Monday, August 23, 2010

Friend problems. Advice!!?

Ok so I have this friend who I've known for 6years now. We used to be best friends, but then she went off with another girl.


Since then she's really gone downhill and she says she's been taking drugs (cocaine, heroin, pills, weed) and cutting herself. She says that she hates the person she's become so that we'll say something to make her feel better about herself. She also says that she misses all her old friends, but she never makes an effort to see any of us. She invites us round to her house and then doesn't answer the door, or says that her sisters turned up so we can't go in.


I met her a couple weeks ago and her eye kept twitching and she was shaking a lot, but I don't know whether she was putting it all on for attention.


Anytime anybody tries to talk to her about drugs to her face, she changes the subject, but if we ask her over msn she talks about it.

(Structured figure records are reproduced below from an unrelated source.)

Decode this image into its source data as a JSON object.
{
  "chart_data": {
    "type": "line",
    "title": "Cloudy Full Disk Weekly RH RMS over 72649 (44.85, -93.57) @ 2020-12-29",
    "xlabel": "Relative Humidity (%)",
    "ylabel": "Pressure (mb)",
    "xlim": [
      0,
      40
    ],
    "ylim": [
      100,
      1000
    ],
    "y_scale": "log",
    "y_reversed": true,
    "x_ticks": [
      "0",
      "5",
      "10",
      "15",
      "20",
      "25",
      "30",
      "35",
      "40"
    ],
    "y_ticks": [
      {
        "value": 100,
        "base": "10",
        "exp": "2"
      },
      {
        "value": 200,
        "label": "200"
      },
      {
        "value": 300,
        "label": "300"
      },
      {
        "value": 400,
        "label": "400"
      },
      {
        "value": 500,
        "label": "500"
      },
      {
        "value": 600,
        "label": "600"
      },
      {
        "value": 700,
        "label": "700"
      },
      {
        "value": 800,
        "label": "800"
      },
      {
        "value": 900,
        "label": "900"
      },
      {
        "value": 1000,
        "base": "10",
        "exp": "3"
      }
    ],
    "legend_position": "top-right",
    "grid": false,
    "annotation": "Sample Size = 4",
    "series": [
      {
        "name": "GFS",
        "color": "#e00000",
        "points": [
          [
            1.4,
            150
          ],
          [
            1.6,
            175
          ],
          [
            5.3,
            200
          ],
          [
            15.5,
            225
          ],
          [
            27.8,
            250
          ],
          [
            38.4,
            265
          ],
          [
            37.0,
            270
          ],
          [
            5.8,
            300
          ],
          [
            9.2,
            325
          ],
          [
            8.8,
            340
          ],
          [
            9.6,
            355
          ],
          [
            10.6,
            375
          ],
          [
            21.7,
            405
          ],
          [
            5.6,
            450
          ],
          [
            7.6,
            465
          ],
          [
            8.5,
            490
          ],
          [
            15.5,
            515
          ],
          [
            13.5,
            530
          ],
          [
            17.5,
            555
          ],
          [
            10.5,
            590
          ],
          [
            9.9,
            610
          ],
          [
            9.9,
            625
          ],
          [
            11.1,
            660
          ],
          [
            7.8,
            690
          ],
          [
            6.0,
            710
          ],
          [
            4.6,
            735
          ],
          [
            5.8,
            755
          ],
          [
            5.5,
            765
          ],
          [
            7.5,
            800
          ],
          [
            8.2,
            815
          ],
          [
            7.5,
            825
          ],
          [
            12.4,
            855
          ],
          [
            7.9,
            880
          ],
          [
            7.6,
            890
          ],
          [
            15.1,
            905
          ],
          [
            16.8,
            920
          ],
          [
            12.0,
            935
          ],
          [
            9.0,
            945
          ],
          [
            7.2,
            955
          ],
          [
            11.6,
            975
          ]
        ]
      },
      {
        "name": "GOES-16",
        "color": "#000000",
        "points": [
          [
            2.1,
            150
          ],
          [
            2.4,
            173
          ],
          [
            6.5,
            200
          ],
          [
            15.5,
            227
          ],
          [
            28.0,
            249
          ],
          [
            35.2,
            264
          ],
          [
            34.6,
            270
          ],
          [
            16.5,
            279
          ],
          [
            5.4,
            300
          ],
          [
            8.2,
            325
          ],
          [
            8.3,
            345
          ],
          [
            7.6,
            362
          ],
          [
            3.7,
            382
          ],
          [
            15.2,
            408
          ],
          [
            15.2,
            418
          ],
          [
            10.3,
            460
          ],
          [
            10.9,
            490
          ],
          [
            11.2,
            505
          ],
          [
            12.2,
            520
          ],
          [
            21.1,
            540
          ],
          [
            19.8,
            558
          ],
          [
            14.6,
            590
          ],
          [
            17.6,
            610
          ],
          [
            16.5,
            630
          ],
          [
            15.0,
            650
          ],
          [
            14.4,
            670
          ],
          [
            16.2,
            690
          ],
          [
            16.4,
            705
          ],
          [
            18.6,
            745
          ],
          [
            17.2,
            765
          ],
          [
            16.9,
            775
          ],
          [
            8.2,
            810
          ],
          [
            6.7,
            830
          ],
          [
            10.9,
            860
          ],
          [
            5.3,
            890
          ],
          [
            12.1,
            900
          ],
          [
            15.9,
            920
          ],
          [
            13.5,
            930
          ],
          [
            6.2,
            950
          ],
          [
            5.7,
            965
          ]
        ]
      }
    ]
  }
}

I don't know why she's like this. Is it attention seeking or does she really have a problem? I really don't know what to believe with her anymore coz she lies a lot. Help!!Friend problems. Advice!!?
Sometimes it is hard to let go of old friends, but in this situation it is something you might have to do. At this point as a friend you should suggest she gets help/counseling for her drug use, maybe refer her to a church or a drug rehab if you know of any that are in your area, let her know if she needs your support you will be there to help but that she must be committed to getting help or you will not put yourself in that type of situation . At that point you can only hope she take your advise but if she doesn't you will need to cut all ties with her untill she is willing to help herself otherwise she could drag you into her world! be carefull and good luck.Friend problems. Advice!!?
Ok listen, its not all attention seeking. Mostly its because shes just trying to be normal. help her along but don't let her become the center of your life.Invite her over to your house to hang out with you. But only you.try to get her back to normal by doing things u used to do togetherbefore she met this other girl.And go and beat the **** out of the girl that showed ehr all of this.
She probably really does have a problem, but it was her decision. If she never ditched you for someone else, she wouldn't have had any problems with drugs and self abuse. If she would like to come back to you and some other old friends, maybe you should give her a chance to show that she could change. If she decides that she wants the lifestyle she has now, so be it... Hope this sorta helped, and GOOD LUCK [:
Hi


If she is really your friend You will talk to her and make it clear you can tell she is on drugs . Tell her you are worried about her . Her new ';Friends'; Are only trying to do her Harm From your words I really think she has a drug problem . If she continues she is on the road to the gutter





Steve
people who do drugs tend to get nerveous and twitch a whole lot.and her friends are probably influencing her to not talk to her old friends.if they got her to smoke weed and do drugs they can get her to basically do anything.you friend needs help from you and her old friends before something worse happens.
it could be both attention seeking and problems


i've gone through the same process with a friend of mine before


and the thing is, if she's seeking attention... then there IS a problem


just keep being there for her, she'll open up to you
you need to call a phsyciatric hospital becouse i used to be just like that my best friend turned me in and i got alot of help and i thank her for that and try to be there for her when she gets out
oh jeez. Idroduce her to god? read parts of the bible to her like proverbs says to choose friends wisely. she might be hanging with some bad people now. tell her to pray. pray for her and make sure you tell an adult. goodluck(:
She really has a problem and she really needs help. Unfortunately she is the only one that can make the decision to get help.
it sounds like she has a problem...





does her parents know she's taking drugs...





try talking to her parents





or talking to her over msn.............tell her to get help if she has a problem
You need to help her this sounds like its from a bad teenage drama
Get rid of her. You don't need that kind of trouble in your life. She made her bed, let her lie in it.
ask if you can help her anyway but she has to be truthful
okay i know what your friend is going through. I was that friend. I was cutting and drinking. the whole time i was thinking that nobody really understood what was going on. You need to make her listen to you. scream at her if you have to. make her understand that doing all this is going to cause her to die. and make her realize the effects other people besides her are having. tell her if she doesnt get her act stright that no one is going to want to around her that pretty soon everyone that she ever trusted will leave her if she doesnt put in the effert. i hope my advise works.
Sounds bad and while she may be doing it for attention she is also addicted to finding the next best high. She needs to be told the honest truth that what she is doing is wrong, she needs to get into rehab, and you need to be supportive but only to the extent of helping and not supporting her actions. Its hard but if she doesn't change this will eventually kill her whether its in the next year or 10 years from now it will. You know she doesn't want to die while she is in that kind of lifestyle so for her sake be honest and blunt and then let her make the decision.
Those who are not our friends are true indicators of our character. It sounds harsh, but if your friend is smoking crack you're better off without her. You're neither her mother nor a professional doctor/therapist and it's not your job to get her clean. The best thing you can do is to let her know you're there for her if she needs help or an ear, but I think you're better off surrounding yourself with good people who do good things. You can't care about someone who doesn't care about themselves.